NEW YORK — À l’heure où s’ouvre la 11e Conférence d’examen du Traité sur la non-prolifération des armes nucléaires au siège de l’Organisation des Nations unies, le système international de sécurité traverse une phase de fragilité inédite. L’avertissement du Secrétaire général António Guterres sur une forme « d’amnésie collective » des puissances nucléaires met en lumière une réalité préoccupante : l’érosion progressive des normes qui encadrent la dissuasion et la non-prolifération.
Dans ce contexte, la République démocratique du Congo ne peut demeurer en retrait. Son rôle ne relève ni d’un choix diplomatique opportuniste, ni d’une posture symbolique : il s’agit d’une responsabilité structurelle, ancrée dans l’histoire et dans la géopolitique contemporaine.
Une responsabilité historique au cœur de l’ère nucléaire
L’histoire nucléaire mondiale est indissociable de la mine de Shinkolobwe, dont l’uranium a contribué aux premières applications militaires de l’atome en 1945. Cet héritage confère à la RDC une légitimité singulière dans les débats contemporains sur le désarmement. Il ne s’agit plus seulement d’un fait historique, mais d’un fondement stratégique pour une diplomatie proactive.
Aujourd’hui, le contexte international est marqué par des tensions accrues : incertitudes autour des accords de contrôle des armements tels que le New START, intégration croissante de l’intelligence artificielle dans les systèmes militaires, et poursuite d’investissements massifs dans les arsenaux nucléaires. Cette dynamique fragilise l’équilibre stratégique global et accroît le risque d’escalade involontaire.
Une utilité stratégique fondée sur les ressources et la régulation
Dans ce paysage, la République démocratique du Congo dispose d’un levier unique : sa capacité à agir en amont des chaînes de valeur nucléaires. À ce titre, elle peut assumer un rôle structurant dans la gouvernance des ressources sensibles, notamment l’uranium.

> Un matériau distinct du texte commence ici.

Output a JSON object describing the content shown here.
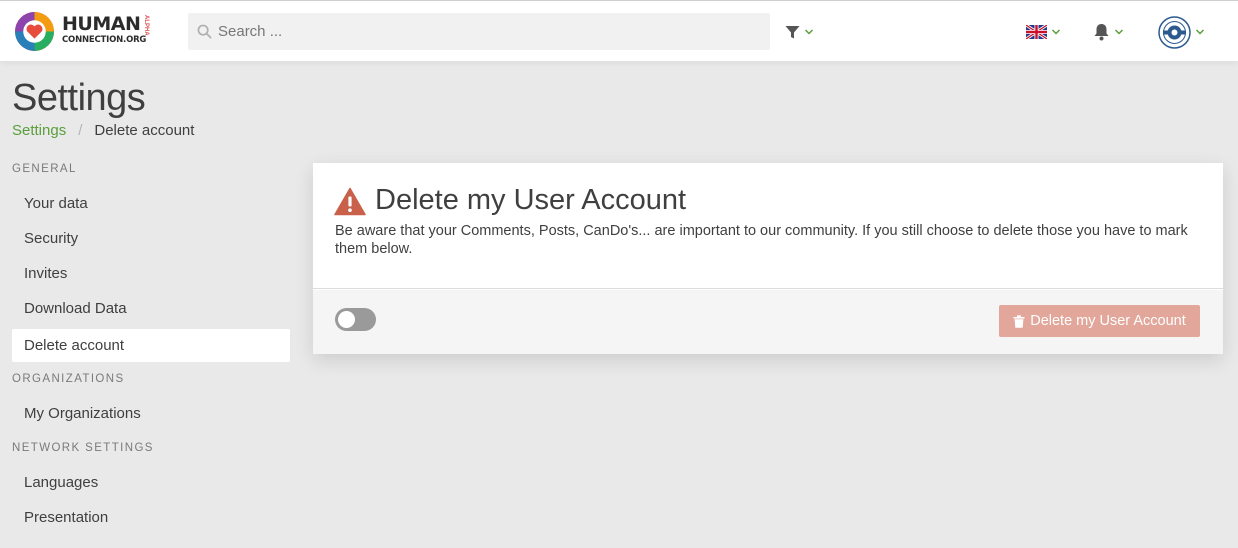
{
  "header": {
    "logo_title": "HUMAN",
    "logo_subtitle": "CONNECTION.ORG",
    "logo_badge": "ALPHA",
    "search_placeholder": "Search ...",
    "icons": [
      "filter-icon",
      "uk-flag-icon",
      "bell-icon",
      "avatar"
    ],
    "accent_color": "#5a9e3a"
  },
  "page": {
    "title": "Settings",
    "breadcrumb": {
      "link": "Settings",
      "separator": "/",
      "current": "Delete account"
    }
  },
  "sidebar": {
    "sections": [
      {
        "label": "GENERAL",
        "items": [
          "Your data",
          "Security",
          "Invites",
          "Download Data",
          "Delete account"
        ]
      },
      {
        "label": "ORGANIZATIONS",
        "items": [
          "My Organizations"
        ]
      },
      {
        "label": "NETWORK SETTINGS",
        "items": [
          "Languages",
          "Presentation"
        ]
      }
    ],
    "active_item": "Delete account"
  },
  "card": {
    "title": "Delete my User Account",
    "description": "Be aware that your Comments, Posts, CanDo's... are important to our community. If you still choose to delete those you have to mark them below.",
    "toggle_on": false,
    "delete_button_label": "Delete my User Account",
    "danger_color": "#c9604a",
    "disabled_button_color": "#e2a69a"
  }
}
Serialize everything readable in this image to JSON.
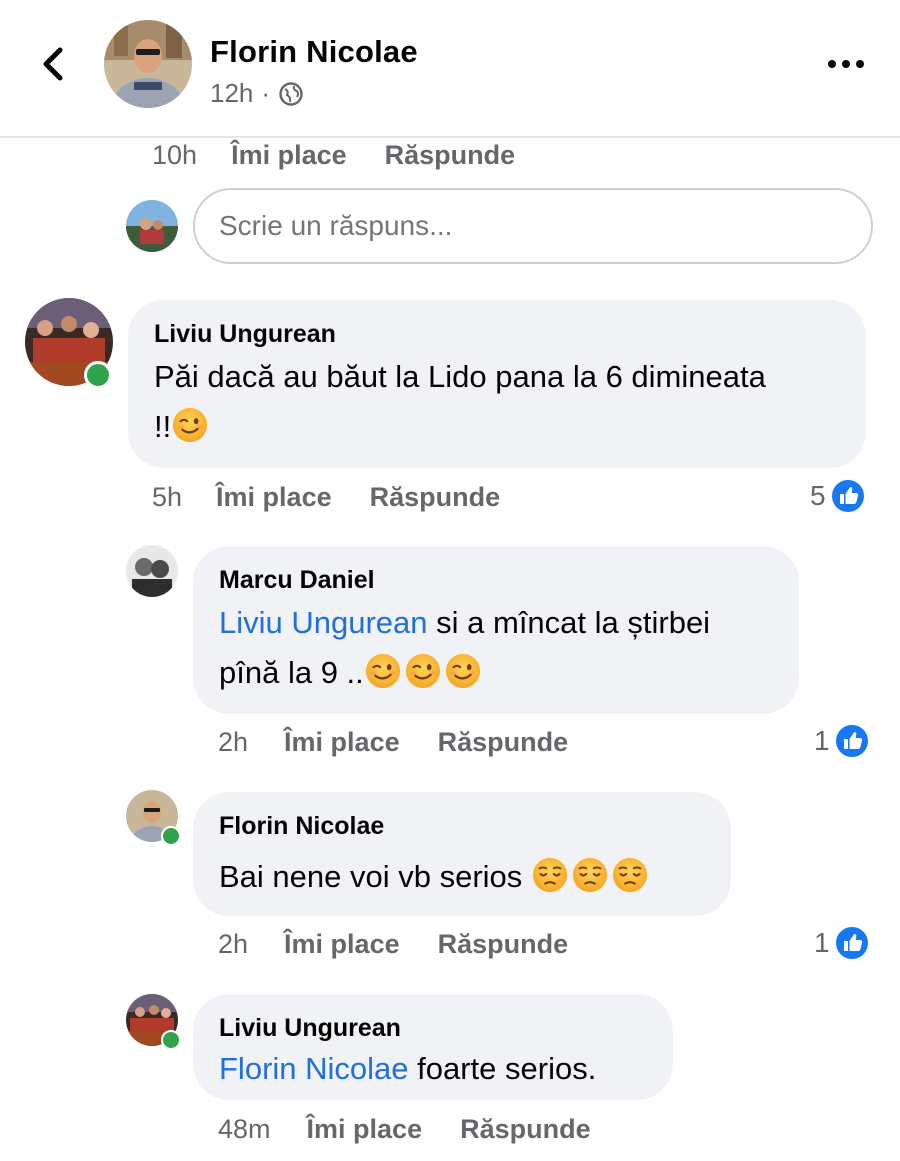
{
  "header": {
    "name": "Florin Nicolae",
    "time": "12h",
    "separator": "·"
  },
  "prev_actions": {
    "time": "10h",
    "like": "Îmi place",
    "reply": "Răspunde"
  },
  "reply_box": {
    "placeholder": "Scrie un răspuns..."
  },
  "comments": [
    {
      "author": "Liviu Ungurean",
      "line1": "Păi dacă au băut la Lido pana la 6 dimineata",
      "line2": "!!",
      "time": "5h",
      "like": "Îmi place",
      "reply": "Răspunde",
      "reactions": "5"
    },
    {
      "author": "Marcu Daniel",
      "mention": "Liviu Ungurean",
      "line1": " si a mîncat la știrbei",
      "line2": "pînă la 9 ..",
      "time": "2h",
      "like": "Îmi place",
      "reply": "Răspunde",
      "reactions": "1"
    },
    {
      "author": "Florin Nicolae",
      "line1": "Bai nene voi vb serios ",
      "time": "2h",
      "like": "Îmi place",
      "reply": "Răspunde",
      "reactions": "1"
    },
    {
      "author": "Liviu Ungurean",
      "mention": "Florin Nicolae",
      "line1": " foarte serios.",
      "time": "48m",
      "like": "Îmi place",
      "reply": "Răspunde"
    }
  ],
  "icons": {
    "back": "chevron-left-icon",
    "globe": "globe-icon",
    "more": "more-dots-icon",
    "like": "like-thumb-icon",
    "wink": "winking-face-emoji",
    "pensive": "pensive-face-emoji"
  },
  "colors": {
    "link": "#216fdb",
    "like_blue": "#1877f2",
    "online": "#31a24c",
    "bubble": "#f0f2f5"
  }
}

Dans cette perspective, la création d’un Observatoire mondial de la traçabilité de l’uranium, adossé au Traité sur la non-prolifération des armes nucléaires, constituerait une innovation majeure. Une telle initiative renforcerait la transparence sur les usages finaux des matières nucléaires, en cohérence avec les principes d’usage pacifique consacrés par le droit international.

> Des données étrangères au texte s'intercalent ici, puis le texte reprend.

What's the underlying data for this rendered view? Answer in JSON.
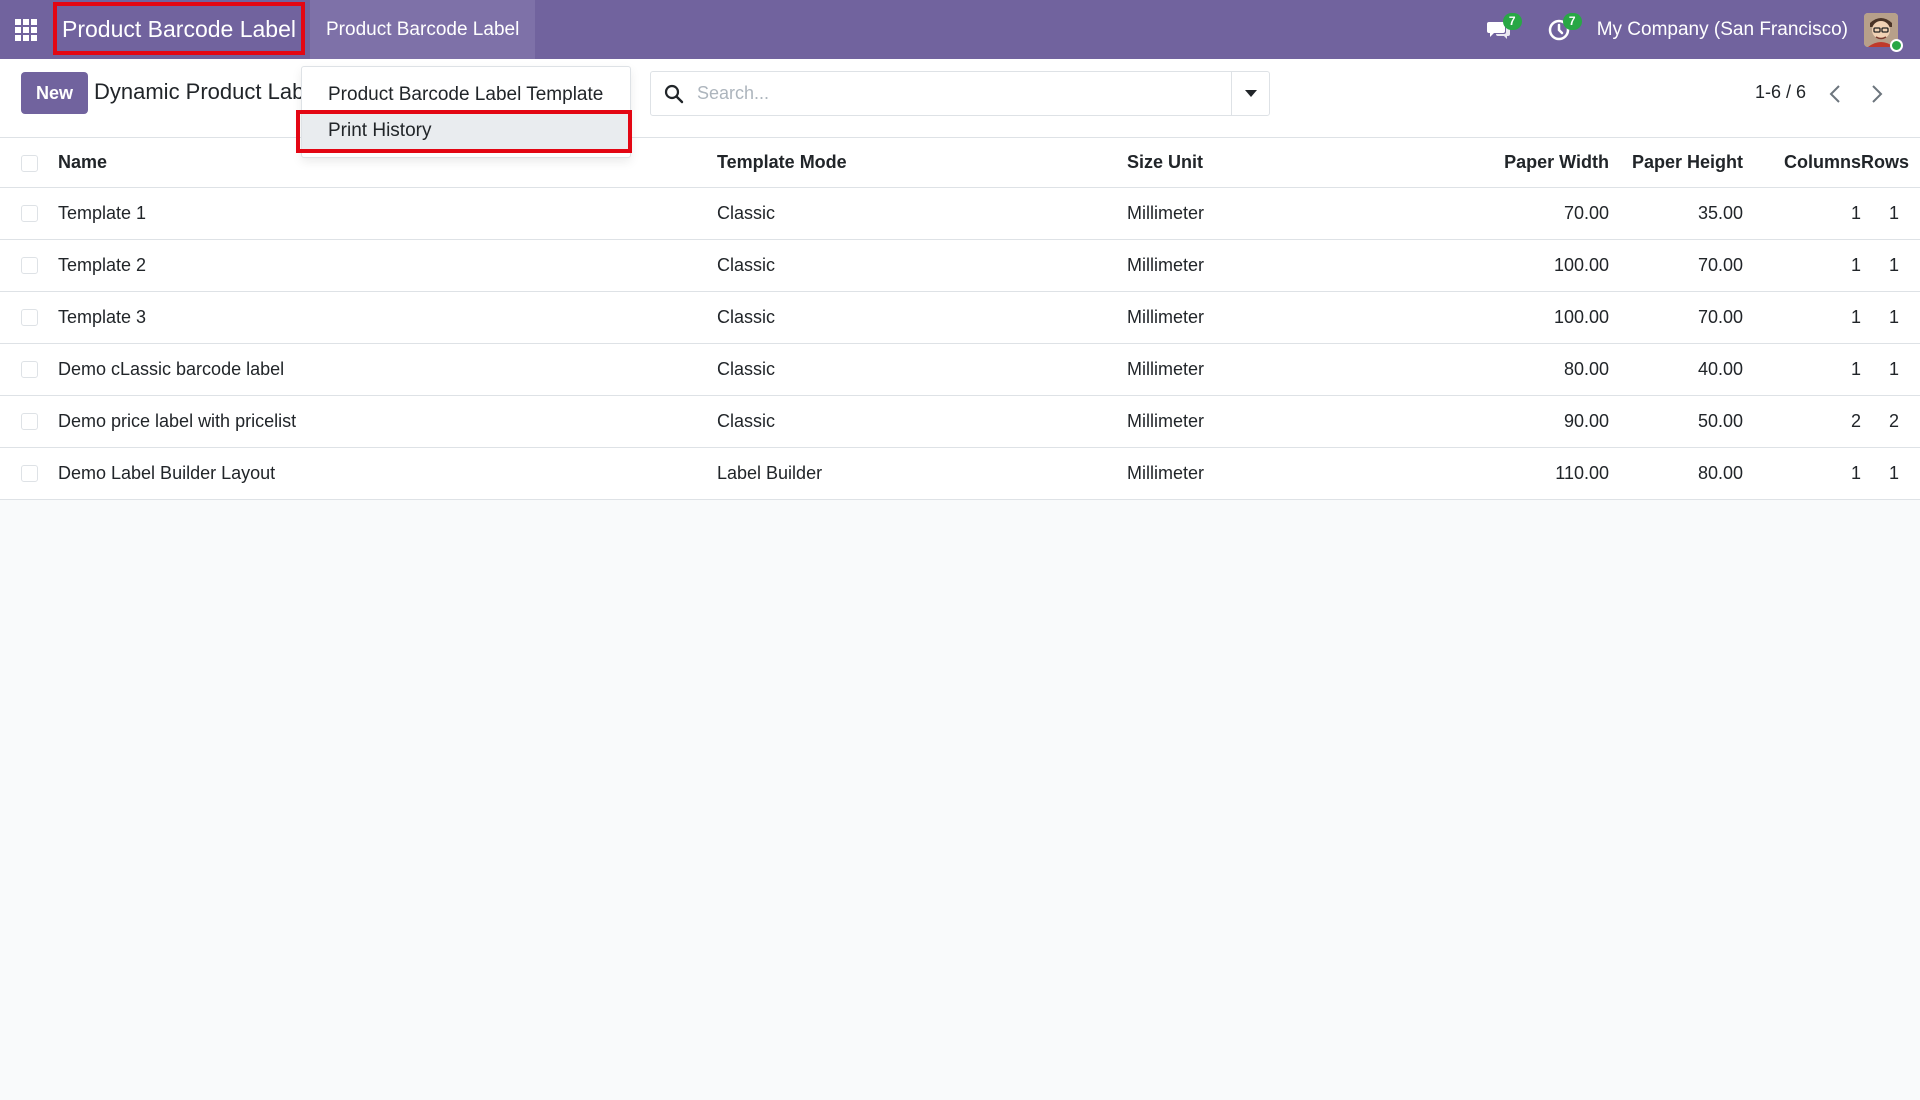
{
  "navbar": {
    "app_title": "Product Barcode Label",
    "top_menu": "Product Barcode Label",
    "messages_count": "7",
    "activities_count": "7",
    "company": "My Company (San Francisco)"
  },
  "control_panel": {
    "new_label": "New",
    "breadcrumb": "Dynamic Product Labels",
    "search_placeholder": "Search...",
    "pager": "1-6 / 6"
  },
  "dropdown": {
    "items": [
      {
        "label": "Product Barcode Label Template"
      },
      {
        "label": "Print History"
      }
    ]
  },
  "table": {
    "columns": [
      "Name",
      "Template Mode",
      "Size Unit",
      "Paper Width",
      "Paper Height",
      "Columns",
      "Rows"
    ],
    "rows": [
      {
        "name": "Template 1",
        "mode": "Classic",
        "unit": "Millimeter",
        "width": "70.00",
        "height": "35.00",
        "columns": "1",
        "rows": "1"
      },
      {
        "name": "Template 2",
        "mode": "Classic",
        "unit": "Millimeter",
        "width": "100.00",
        "height": "70.00",
        "columns": "1",
        "rows": "1"
      },
      {
        "name": "Template 3",
        "mode": "Classic",
        "unit": "Millimeter",
        "width": "100.00",
        "height": "70.00",
        "columns": "1",
        "rows": "1"
      },
      {
        "name": "Demo cLassic barcode label",
        "mode": "Classic",
        "unit": "Millimeter",
        "width": "80.00",
        "height": "40.00",
        "columns": "1",
        "rows": "1"
      },
      {
        "name": "Demo price label with pricelist",
        "mode": "Classic",
        "unit": "Millimeter",
        "width": "90.00",
        "height": "50.00",
        "columns": "2",
        "rows": "2"
      },
      {
        "name": "Demo Label Builder Layout",
        "mode": "Label Builder",
        "unit": "Millimeter",
        "width": "110.00",
        "height": "80.00",
        "columns": "1",
        "rows": "1"
      }
    ]
  },
  "colors": {
    "brand": "#71639e",
    "highlight": "#e30613",
    "badge": "#28a745"
  }
}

Par ailleurs, Kinshasa peut porter une diplomatie de la responsabilité environnementale, en mettant en lumière les enjeux de réhabilitation des sites miniers affectés par des activités liées aux programmes de défense, en articulation avec les principes du Traité sur l’interdiction des armes nucléaires.
Recommandations stratégiques pour le gouvernement congolais
Afin de traduire ce potentiel en action concrète, plusieurs orientations méritent d’être considérées :
- Promouvoir une initiative “désarmement pour le climat” : articuler les obligations de désarmement avec le financement de la transition écologique, en plaidant pour une réallocation partielle des dépenses militaires vers les fonds climatiques internationaux.
- Renforcer la convergence entre le TNP et le TIAN : soutenir activement les mécanismes complémentaires visant à consolider les engagements de désarmement et à encourager des négociations de bonne foi.
- Encadrer l’usage militaire de l’intelligence artificielle : plaider pour l’adoption d’un instrument international interdisant toute automatisation des décisions relatives à l’emploi d’armes nucléaires.
- Revitaliser le Traité de Pelindaba : consolider la position de l’Afrique comme zone exempte d’armes nucléaires et renforcer son rôle normatif dans la gouvernance globale de la sécurité.
Vers une diplomatie congolaise d’influence
La sécurité internationale ne peut plus être pensée uniquement en termes de dissuasion militaire. Elle repose désormais sur la gestion responsable des ressources, la transparence des systèmes et la protection des biens communs mondiaux.
La République démocratique du Congo dispose des atouts nécessaires pour incarner cette nouvelle approche. Son expertise, son héritage historique et son positionnement stratégique en font un acteur crédible pour impulser une dynamique renouvelée du désarmement.
À l’horizon 2026, l’enjeu pour Kinshasa est clair : transformer son héritage nucléaire en levier d’influence diplomatique au service de la sécurité collective. C’est à cette condition que la RDC pourra pleinement assumer son rôle de pilier d’un ordre international plus stable, plus responsable et plus équitable.